SAN DIEGO (CBS 8/CNS) — How prepared is San Diego when it comes to fighting fires? A new study is revealing the challenges around the city when it comes to response times.
Worsening traffic congestion in San Diego is increasing fire department response times, according to a report delivered to the City Council's Public Safety and Livable Neighborhoods Committee Wednesday.
The presentation from the consultant Citygate Associates was a follow-up to a 2010 study that quantified the need for more fire stations and determined which locations were most urgent.
"This is not a square, compact midwest city," said Stewart Gary of Citygate Associates
According to the update, an analysis found that during normal traffic periods, only 74 percent of the city's public streets were within 5 minutes travel time of an active fire station. Five-minute coverage at morning and afternoon commute hours was reduced to 51 percent of roadways.
Only 6 percent of city streets were quickly reachable during commute hours for first-alarm responses in which multiple units have to travel across larger sections of the city, the report said. That's even though the first-alarm standard is three minutes longer.
The report's authors said that in order to put out small fires or treat medical patients, units in 90 percent of cases should reach the scene within 7 1/2 minutes of when the 911 call is received. That equates to one minute for dispatching, 1 1/2 minutes to load into vehicles and 5 minutes to drive to a scene.
"If you get there after that point the fire is already chewing its way into the walls, the attic and the rest of the structure and lives that were trapped and in peril are in serious danger," said Gary.
Department-wide, the average response time was 8 minutes and 10 seconds, according to the report. Only one of the San Diego Fire-Rescue Department's seven battalions – serving downtown - beat the 7 1/2-minute standard, while another comes within two seconds.
The average response time for Battalion 5 in La Jolla and University City was 9 minutes and 19 seconds, the report says.
Gary said Battalion 5 serves a widespread area, prompting a recommendation to add three more battalion command regions in the city.
Citygate found that none of the battalions met the 5-minute expected driving time, with the average being 6 minutes, 9 seconds. Battalion 5's average travel time to a scene was 7 minutes, 18 seconds.
Other issues affecting driving times were a rapidly increasing number of medical aids, which tie up manpower when multiple calls come in, requiring firefighters to respond from other neighborhoods; and measures that slow vehicles down, such as traffic circles, Gary said.
Alan Arrollado, president of the firefighters union, said the volume of calls to the SDFRD has nearly doubled in 15 years.
"We have not added the resources to deal with it," Arrollado said. "As we grow, the city has become harder and harder to protect."
The report recommends adding 12 new fire stations.
Six are in the planning stages, but still years from becoming a reality.
Study authors say it highlights what happens when cities stop investing in public safety during recessions.
"When budgets are tight, my clients in the recession would ask, 'where do we close or brown out temporarily a fire station?'" said Gary. "In a city like this, your population is high enough that every neighborhood is consuming service at some hours of the day or week."

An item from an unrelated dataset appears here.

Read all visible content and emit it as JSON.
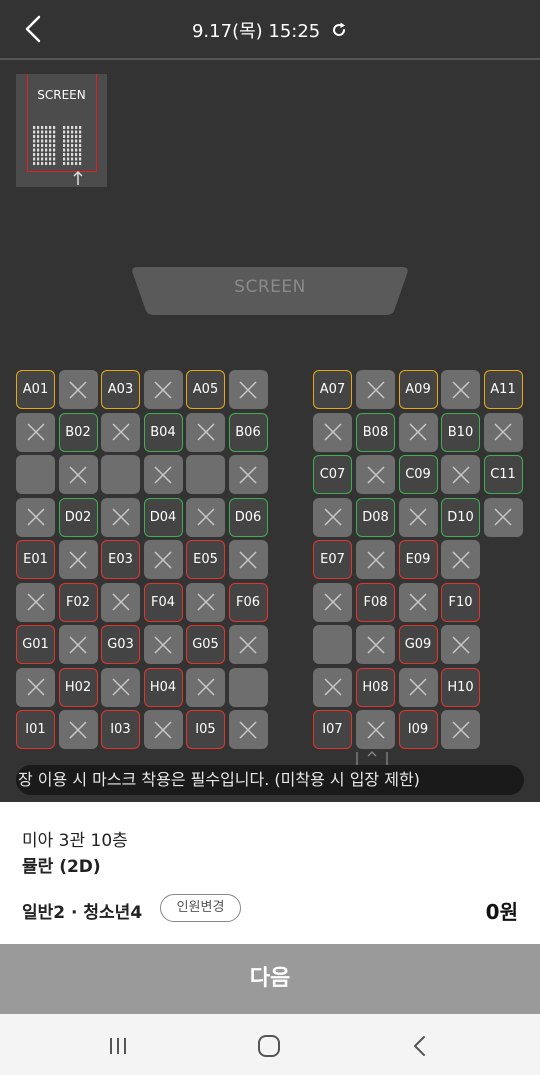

The consultants offered several other recommendations, including to continue closing coverage gaps as funds permit, provide equitable response times to neighborhoods at similar risk, maintain the 5-minute travel time goal, and to deploy peak-time engine companies and so-called "Fast Response Squads."
The squads are two-firefighter units designed to reach a scene before the main response, in order to assess the situation or begin rescues and medical aids. They've been deployed successfully in Encanto and University City.
Gary said improving coverage will not only include building more fire stations, but also adding more mobile units.
Fire-Rescue is following the suggestion to prioritize building some stations in high-need zones.
Some of the challenges are just finding a place to put a new station.
In other cases, the city will add engines or two-man fast response squads during peak times to cover crews out on calls
"The idea is breaking out of the mold of not brick and mortar stations, but the possibility of peak hour companies that can help fill gaps during that time," said San Diego Fire-Rescure Asst. Chief Kevin Ester.
At the committee's request, a representative of the city's Independent Budget Analyst's Office said they would conduct a full fiscal analysis of the Citygate report.